All right! A bold new era for Le Morte D’Arthur, as we start Book VII! Book VII requires a little bit of lead-in, stuff to bear in mind:
1) An extremely cursory internet browse (the only research I’m doing on this project) suggests that unlike most of the rest of Le Morte D’Arthur, Malory made up this book, on his own, out of whole cloth. It’s not an adaptation of anything French! I could be wrong about this. It’s also a tale that’s been reinterpreted many times since then, which is to say, it’s a story from Le Morte D’Arthur. Tennyson used it, in “the Idylls of the King.”
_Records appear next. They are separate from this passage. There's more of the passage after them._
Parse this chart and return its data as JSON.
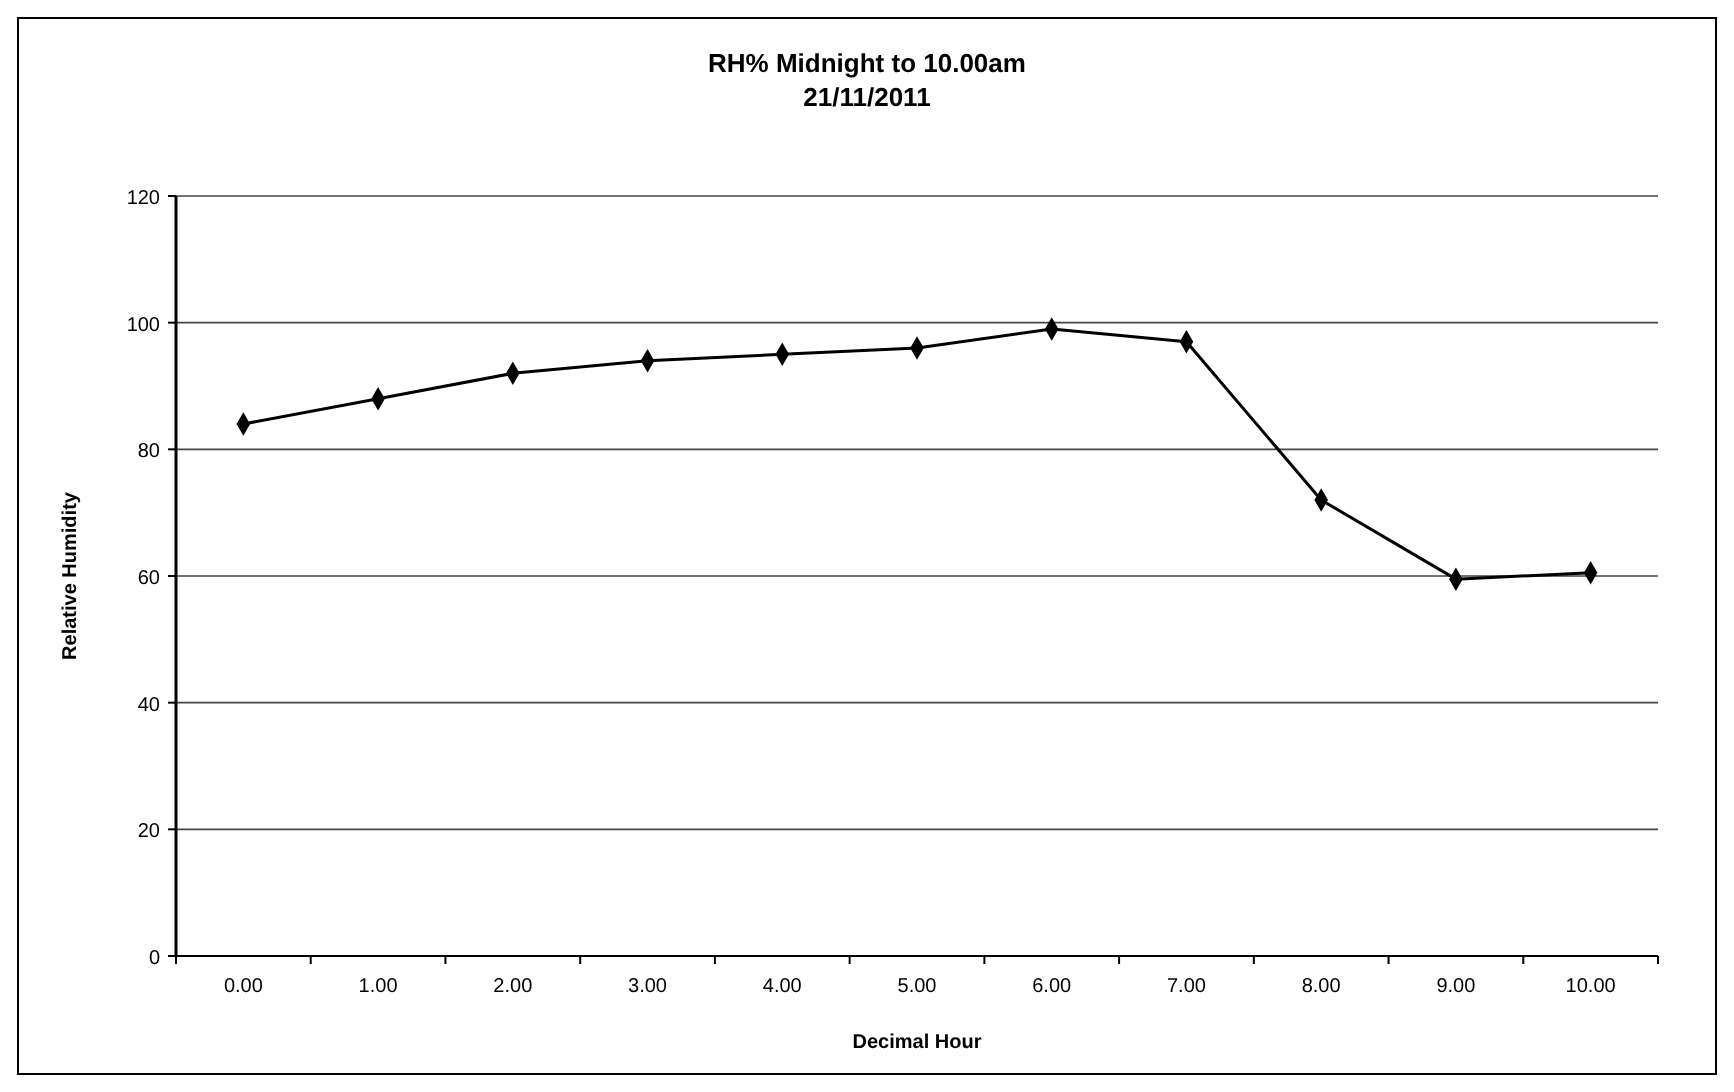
{
  "chart_data": {
    "type": "line",
    "title": "RH% Midnight to 10.00am\n21/11/2011",
    "xlabel": "Decimal Hour",
    "ylabel": "Relative Humidity",
    "categories": [
      "0.00",
      "1.00",
      "2.00",
      "3.00",
      "4.00",
      "5.00",
      "6.00",
      "7.00",
      "8.00",
      "9.00",
      "10.00"
    ],
    "series": [
      {
        "color": "#000000",
        "values": [
          84,
          88,
          92,
          94,
          95,
          96,
          99,
          97,
          72,
          59.5,
          60.5
        ]
      }
    ],
    "ylim": [
      0,
      120
    ],
    "yticks": [
      0,
      20,
      40,
      60,
      80,
      100,
      120
    ],
    "grid": "y",
    "marker": "diamond",
    "line_style": "solid"
  }
}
2) At 35 chapters, it’s the longest book so far. I’ll be skipping over some material in it, because no one wants pages and pages of jousting content. This is the part where we start to see lots of jousting. However, book length is about to take a steep rise: Book X is a whopping 88 chapters long, as we begin to approach maximum jousting. After Book X, though, the length of chapters gets much more reasonable fairly quickly.
3) At the conclusion of Book VII, I’m going to be taking a break from Le Morte D’Arthur for three weeks. But never fear! Content will continue to appear on this site. It’ll just be something a little different from Sir Thomas Malory. I’ll come back to him, and the very long tale of Tristram and Isolde, afterwards.
Anyway, now begins the tale of Sir Gareth, called Beaumains or Sir Prettyboy. It’s Book VII of Le Morte D’Arthur! We start, of course, with Sir Gawaine screwing around.
See, it’s Pentecost, and as we well remember from Book VI and other places, Pentecost is when all the knights of the Round Table get together and swap strange adventure stories. This is a big deal! It’s the biggest day on the Arthurian calendar, and Arthur has announced that dinner can’t start until he’s seen or at least heard about a satisfactorily crazy strange adventure. Given Arthur’s noted dislike of strange adventures, this strikes me as a little odd, but I can rationalize it as him wanting to concentrate as much strange adventure on a single day as possible, so he can enjoy the rest of the year.
Sir Gawaine is worried, because on this particular Pentecost he doesn’t have a good strange adventure story, and so of course he fears Arthur won’t be satisfied, he’ll blame Gawaine, and then boom, back to the Orkneys with him, stripped of knighthood. Gawaine is insecure, you guys. It is a character trait that he has. It’s the morning of Pentecost, and Gawaine has nothing! He’s running around Camelot, frantically trying to scare up a strange adventure at the last minute.
And he lucks out, because out the window he sees three guys riding up to Camelot with Peter the dwarf. Remember Peter? He’s the go-to dwarf for strange adventures, because I’ve decided that whenever Malory mentions a dwarf, he’s talking about the same dwarf every time, and that dwarf is named Peter. Peter’s on foot, and he takes the horses from the three men when they arrive and disembark. Gawaine doesn’t pay much attention to the men — one of them is about seven feet tall, but big deal, so what, Gawaine could be that tall he just doesn’t want to — and runs to Arthur to tell him about the strange adventure.
“Sire! Sire!” Gawaine bursts in on Arthur. Arthur is obsessively checking and re-checking his Round Table roster, as he does every Pentecost. Over the course of the year a certain number of knights die or get taken prisoner, and Pentecost is when Arthur inventories them and promotes as many as needed to replenish the Round Table at 150 knights. “Sire! Uncle Sire!”
“Don’t call me that,” Arthur tells him. “You have a strange adventure for me?”
“You bet, sire! Three men, on horses!”
Arthur is unimpressed. “Uh huh.”
“And one of them is really tall!”
“Uh huh. Not really feeling it, Gawaine.”
“And Peter the dwarf acts as their groom!”
Arthur perks up immediately at the mention of Peter. “Oho! Peter’s involved? Why didn’t you say so?”